A survey of the Shi arrangement

TL;DR

This survey introduces the Shi arrangement, a key hyperplane configuration in algebraic combinatorics, discussing its origins, properties, and significance, especially related to Lusztig's affine permutation map and conjectures.

Contribution

It provides a gentle, accessible overview of the Shi arrangement, summarizing its properties, historical context, and connections to Lusztig's conjecture for readers with modest backgrounds.

Findings

Introduces the Shi arrangement and its properties.

Explains its role in algebraic combinatorics.
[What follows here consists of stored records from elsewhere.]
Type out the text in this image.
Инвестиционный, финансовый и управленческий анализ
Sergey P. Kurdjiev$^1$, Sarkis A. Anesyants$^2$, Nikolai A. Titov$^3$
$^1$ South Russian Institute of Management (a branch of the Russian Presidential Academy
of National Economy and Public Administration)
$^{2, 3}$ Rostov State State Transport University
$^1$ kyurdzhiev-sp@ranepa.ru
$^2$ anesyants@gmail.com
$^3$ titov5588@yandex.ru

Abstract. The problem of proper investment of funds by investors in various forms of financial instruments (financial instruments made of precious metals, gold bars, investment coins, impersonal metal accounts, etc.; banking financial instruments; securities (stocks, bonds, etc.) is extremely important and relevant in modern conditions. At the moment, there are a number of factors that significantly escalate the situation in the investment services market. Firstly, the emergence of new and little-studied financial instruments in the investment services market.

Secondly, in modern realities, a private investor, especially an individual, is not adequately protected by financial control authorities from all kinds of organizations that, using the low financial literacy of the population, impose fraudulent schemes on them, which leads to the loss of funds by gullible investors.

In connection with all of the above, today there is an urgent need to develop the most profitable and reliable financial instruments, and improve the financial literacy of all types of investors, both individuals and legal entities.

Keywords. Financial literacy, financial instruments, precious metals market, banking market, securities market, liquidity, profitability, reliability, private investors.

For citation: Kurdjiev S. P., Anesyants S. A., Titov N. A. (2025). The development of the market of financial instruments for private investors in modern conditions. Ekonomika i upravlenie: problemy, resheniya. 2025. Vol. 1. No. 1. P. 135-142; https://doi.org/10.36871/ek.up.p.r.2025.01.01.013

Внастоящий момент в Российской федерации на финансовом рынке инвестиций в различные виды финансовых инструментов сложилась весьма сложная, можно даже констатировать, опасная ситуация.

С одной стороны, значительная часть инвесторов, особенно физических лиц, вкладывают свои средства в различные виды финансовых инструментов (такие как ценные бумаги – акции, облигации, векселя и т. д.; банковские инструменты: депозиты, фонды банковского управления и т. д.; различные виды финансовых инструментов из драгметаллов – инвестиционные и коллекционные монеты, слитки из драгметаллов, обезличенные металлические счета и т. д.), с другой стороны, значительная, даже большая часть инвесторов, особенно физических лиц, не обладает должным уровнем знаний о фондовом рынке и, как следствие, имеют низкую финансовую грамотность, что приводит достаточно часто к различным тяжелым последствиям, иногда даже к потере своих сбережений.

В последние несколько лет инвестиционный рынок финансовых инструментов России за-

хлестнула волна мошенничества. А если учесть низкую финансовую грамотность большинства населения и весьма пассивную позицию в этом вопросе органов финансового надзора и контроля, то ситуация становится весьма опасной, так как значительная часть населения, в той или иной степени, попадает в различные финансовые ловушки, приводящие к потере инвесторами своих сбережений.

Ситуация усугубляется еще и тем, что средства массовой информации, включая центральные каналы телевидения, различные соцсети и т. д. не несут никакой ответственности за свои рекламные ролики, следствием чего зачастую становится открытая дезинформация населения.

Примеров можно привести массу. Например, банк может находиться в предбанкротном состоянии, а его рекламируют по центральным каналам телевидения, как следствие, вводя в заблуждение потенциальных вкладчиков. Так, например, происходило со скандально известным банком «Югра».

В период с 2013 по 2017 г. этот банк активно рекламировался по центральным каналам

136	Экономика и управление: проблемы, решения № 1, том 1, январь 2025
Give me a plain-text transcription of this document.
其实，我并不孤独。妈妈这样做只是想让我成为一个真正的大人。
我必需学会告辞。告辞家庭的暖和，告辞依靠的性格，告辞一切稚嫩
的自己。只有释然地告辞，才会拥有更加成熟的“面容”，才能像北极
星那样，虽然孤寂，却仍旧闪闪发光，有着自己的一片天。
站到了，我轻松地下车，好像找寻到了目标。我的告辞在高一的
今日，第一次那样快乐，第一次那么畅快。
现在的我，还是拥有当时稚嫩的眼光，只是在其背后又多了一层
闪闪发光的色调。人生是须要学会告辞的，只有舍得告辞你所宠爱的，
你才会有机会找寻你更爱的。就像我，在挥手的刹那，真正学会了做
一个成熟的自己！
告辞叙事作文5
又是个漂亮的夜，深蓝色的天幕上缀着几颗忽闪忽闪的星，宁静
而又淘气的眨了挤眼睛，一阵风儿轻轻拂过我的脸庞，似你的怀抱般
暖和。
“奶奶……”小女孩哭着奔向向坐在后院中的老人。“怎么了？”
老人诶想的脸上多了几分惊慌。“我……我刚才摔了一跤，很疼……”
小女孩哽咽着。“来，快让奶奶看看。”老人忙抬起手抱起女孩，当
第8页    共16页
Summarizes Lusztig's conjecture and related results.

Abstract

In 1983, Lusztig defined a map $\sigma$ from affine permutations of $n$ to partitions of $n$. He conjectured that for any partition $\lambda$ of $n$, $\sigma^{-1}(\lambda)$ is a two-sided cell. Shi, in 1986, proved part of this conjecture. As a byproduct, he introduced the Shi arrangement of hyperplanes and found a few of its remarkable properties. The Shi arrangement has since become a central object in algebraic combinatorics. This article is intended to be a fairly gentle introduction to the Shi arrangement, intended for readers with a modest background in combinatorics, algebra, and Euclidean geometry.